The change addresses several sentences of the catechism, the compendium of Catholic beliefs, and it sharply amplifies the church's opposition to a policy that is heavily debated around the world and used in parts of the United States.
The church's updated teaching states that capital punishment is "inadmissible because it is an attack on the inviolability and dignity of the person." Previously, the church allowed for the death penalty in very rare cases, only as a means of "defending human lives against the unjust aggressor."
Francis has for years been a vocal critic of the death penalty, calling it an "inhuman measure," but his latest move places the issue toward the forefront of his efforts to overhaul and modernize the Roman Catholic Church, even as it struggles to contend with a new wave of sexual abuse allegations. The move could also reshape discussion about the issue in the United States, where some Catholic politicians - such as Texas Gov. Greg Abbott, whose state carries out the highest number of executions - have supported the death penalty.
"There is no doubt the pope wants politicians to pay attention to this," said John Gehring, the Catholic program director at Faith in Public Life, an advocacy group in Washington. "He is not just speaking internally. The pope wants to elevate this as a definitive pro-life issue."
The Argentine pontiff, who had hinted last year that such a change might come, has described the church's stance on the death penalty as evidence of how the Vatican can evolve - in this case, over the course of a generation. The church had for centuries permitted executions, but in 1997, John Paul II dramatically narrowed the standards for when the punishment was permissible. Since then, the number of nations that use capital punishment has decreased.
The practice has been fully abolished in most countries that are predominantly Catholic, including throughout the European Union and across nearly all of South America. More than 80 percent of the 993 executions recorded in 2017 by Amnesty International were carried out in the Arab world - led by Iran, Saudi Arabia and Iraq. Amnesty International does not publish data from China, where the death penalty is also legal.
In some countries, however, politicians have made a notable push to revive it. On Wednesday, President Recep Tayyip Erdogan said Turkey could soon reinstate the practice - which it abolished in 2004 when it was seeking to meet the requirements for E.U. membership. In the Philippines, a predominantly Catholic nation, the church has been at the center of a fight to prevent President Rodrigo Duterte from reinstituting the death penalty.
The shift in the Catholic Church's position could influence the debate there, as well as in the United States.
"I think what this does is get people to reexamine their own attitudes and convictions," said John Carr, the director of the Initiative on Catholic Social Thought and Public Life at Georgetown University, who said any shift in public attitude could be consequential. "The death penalty in the United States probably will not come to an end through an act of Congress or a Supreme Court decision. It will essentially fade away as prosecutors don't ask for it, juries don't recommend it, and the rest of us don't support it."

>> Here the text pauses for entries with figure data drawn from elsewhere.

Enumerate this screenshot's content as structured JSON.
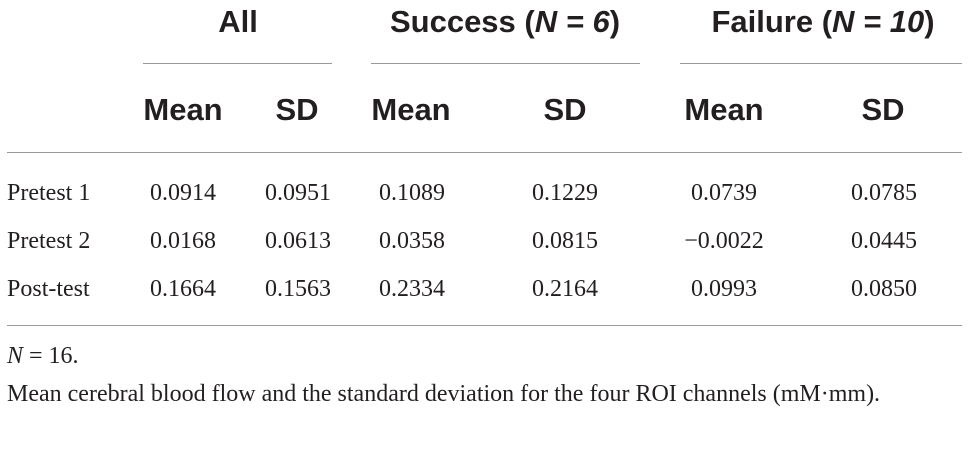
{
  "table": {
    "groups": [
      {
        "label": "All",
        "n_text": ""
      },
      {
        "label": "Success (",
        "n_text": "N = 6",
        "close": ")"
      },
      {
        "label": "Failure (",
        "n_text": "N = 10",
        "close": ")"
      }
    ],
    "subheaders": [
      "Mean",
      "SD",
      "Mean",
      "SD",
      "Mean",
      "SD"
    ],
    "rows": [
      {
        "label": "Pretest 1",
        "values": [
          "0.0914",
          "0.0951",
          "0.1089",
          "0.1229",
          "0.0739",
          "0.0785"
        ]
      },
      {
        "label": "Pretest 2",
        "values": [
          "0.0168",
          "0.0613",
          "0.0358",
          "0.0815",
          "−0.0022",
          "0.0445"
        ]
      },
      {
        "label": "Post-test",
        "values": [
          "0.1664",
          "0.1563",
          "0.2334",
          "0.2164",
          "0.0993",
          "0.0850"
        ]
      }
    ]
  },
  "footnote": {
    "n_label": "N",
    "n_value": " = 16."
  },
  "caption": "Mean cerebral blood flow and the standard deviation for the four ROI channels (mM·mm)."
}
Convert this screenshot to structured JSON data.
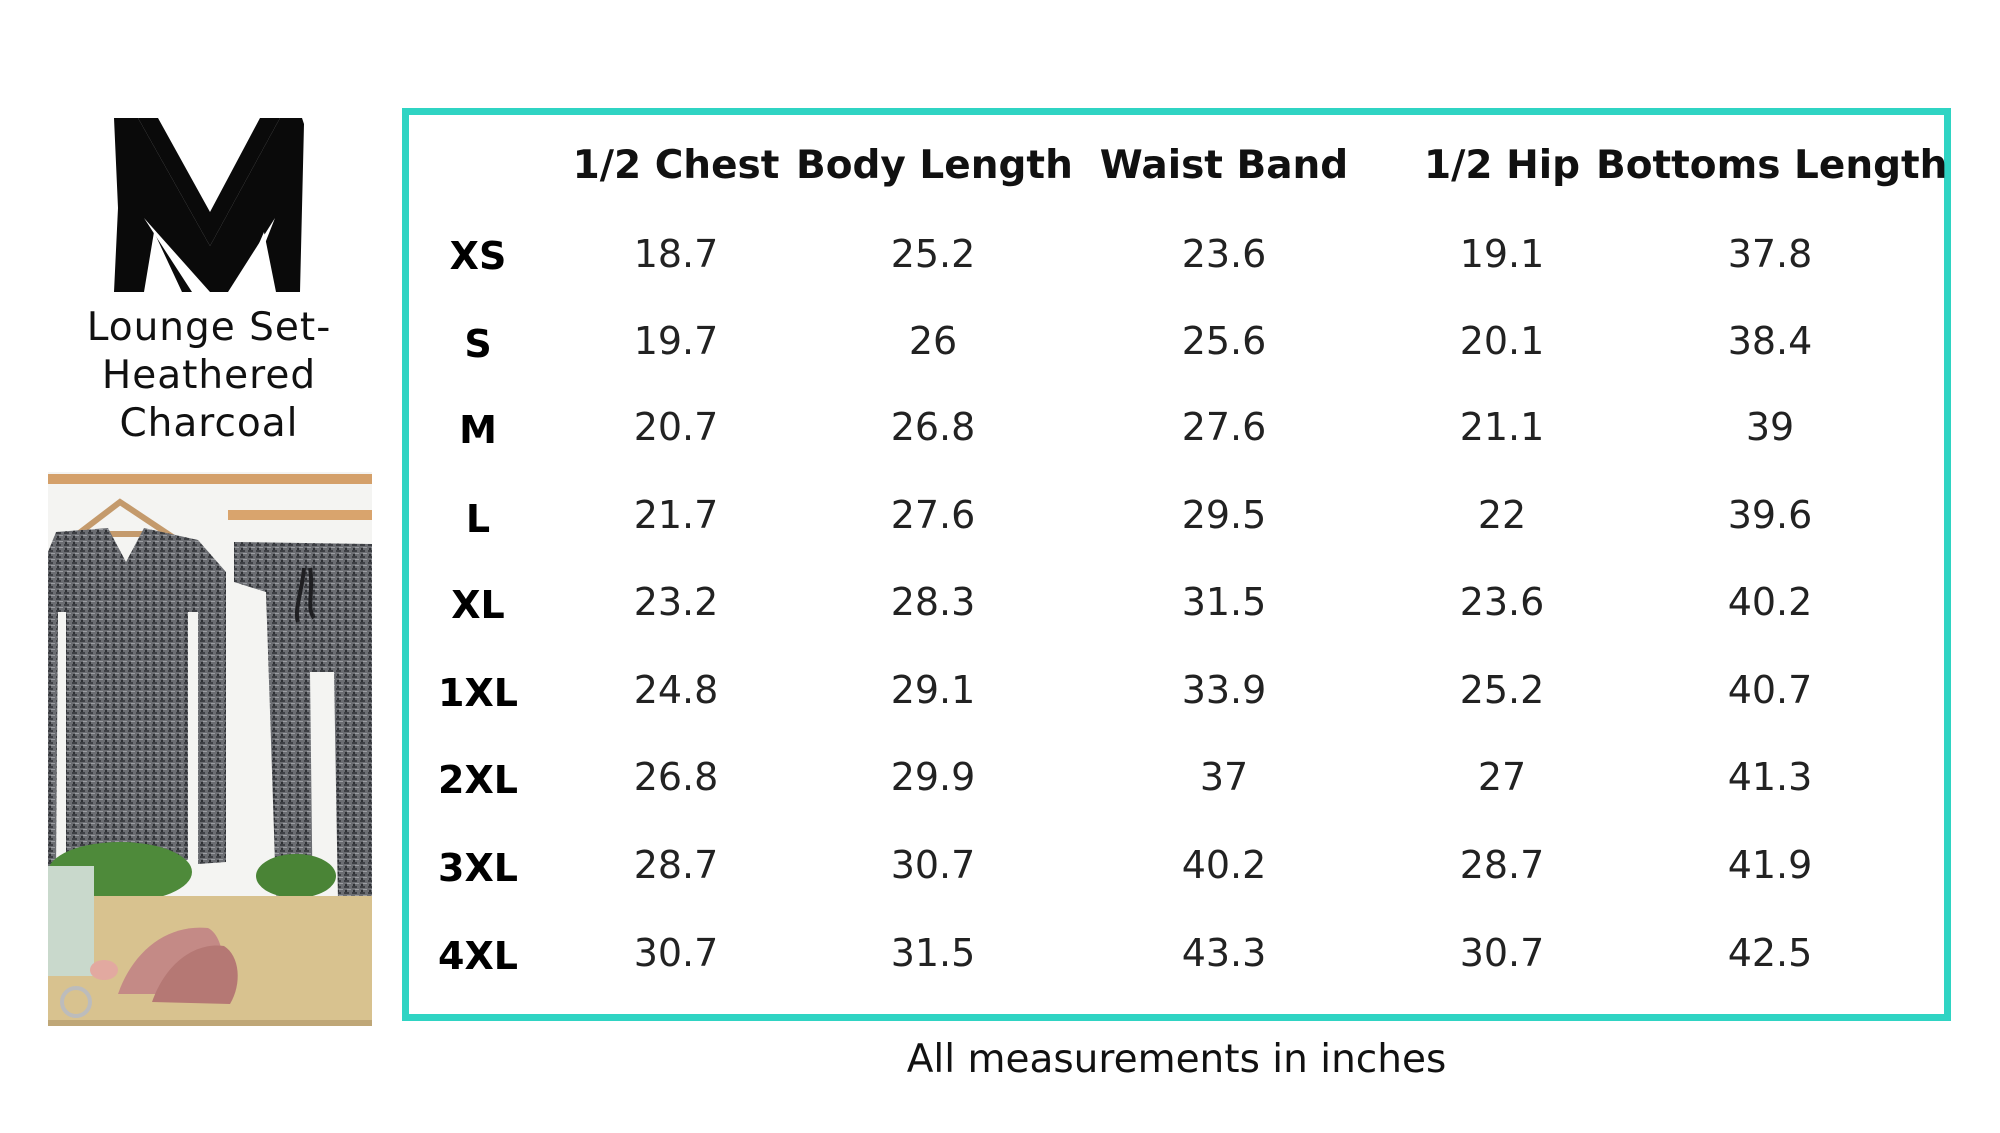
{
  "brand": {
    "logo_icon": "mv-monogram-logo"
  },
  "product": {
    "title_lines": [
      "Lounge Set-",
      "Heathered",
      "Charcoal"
    ],
    "photo_icon": "product-photo-heathered-charcoal-lounge-set"
  },
  "size_chart": {
    "columns": [
      "1/2 Chest",
      "Body Length",
      "Waist Band",
      "1/2 Hip",
      "Bottoms Length"
    ],
    "rows": [
      {
        "size": "XS",
        "values": [
          "18.7",
          "25.2",
          "23.6",
          "19.1",
          "37.8"
        ]
      },
      {
        "size": "S",
        "values": [
          "19.7",
          "26",
          "25.6",
          "20.1",
          "38.4"
        ]
      },
      {
        "size": "M",
        "values": [
          "20.7",
          "26.8",
          "27.6",
          "21.1",
          "39"
        ]
      },
      {
        "size": "L",
        "values": [
          "21.7",
          "27.6",
          "29.5",
          "22",
          "39.6"
        ]
      },
      {
        "size": "XL",
        "values": [
          "23.2",
          "28.3",
          "31.5",
          "23.6",
          "40.2"
        ]
      },
      {
        "size": "1XL",
        "values": [
          "24.8",
          "29.1",
          "33.9",
          "25.2",
          "40.7"
        ]
      },
      {
        "size": "2XL",
        "values": [
          "26.8",
          "29.9",
          "37",
          "27",
          "41.3"
        ]
      },
      {
        "size": "3XL",
        "values": [
          "28.7",
          "30.7",
          "40.2",
          "28.7",
          "41.9"
        ]
      },
      {
        "size": "4XL",
        "values": [
          "30.7",
          "31.5",
          "43.3",
          "30.7",
          "42.5"
        ]
      }
    ],
    "footnote": "All measurements in inches"
  },
  "colors": {
    "frame": "#2fd4c3",
    "text": "#111111"
  }
}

The decision to change the catechism was approved in May but not announced until Thursday.
The death penalty is "contrary to the Gospel," the pope said last year, noting that the faith emphasized the dignity of life from conception until death.
According to Amnesty International, more than 20,000 people are on death row internationally.
In the United States, according to the Pew Research Center, public support for the death penalty has ticked up slightly since hitting a four-decade low in 2016, with 54 percent now approving of the punishment for those convicted of murder. The attitudes of Catholics mirror those of the nation, with 53 percent favoring the death penalty.
In a letter sent to bishops from the Vatican's doctrine office, Cardinal Luis Ladaria noted that the church's stance on the death penalty stemmed from a "new understanding" of modern punishment, which should aim to rehabilitate and socially reintegrate those who have committed crimes.
"Given that modern society possesses more efficient detention systems," Ladaria wrote, "the death penalty becomes unnecessary as protection for the life of innocent people."
Ladaria said that the church's new teaching aims to "give energy" to a movement that would "allow for the elimination of the death penalty where it is still in effect."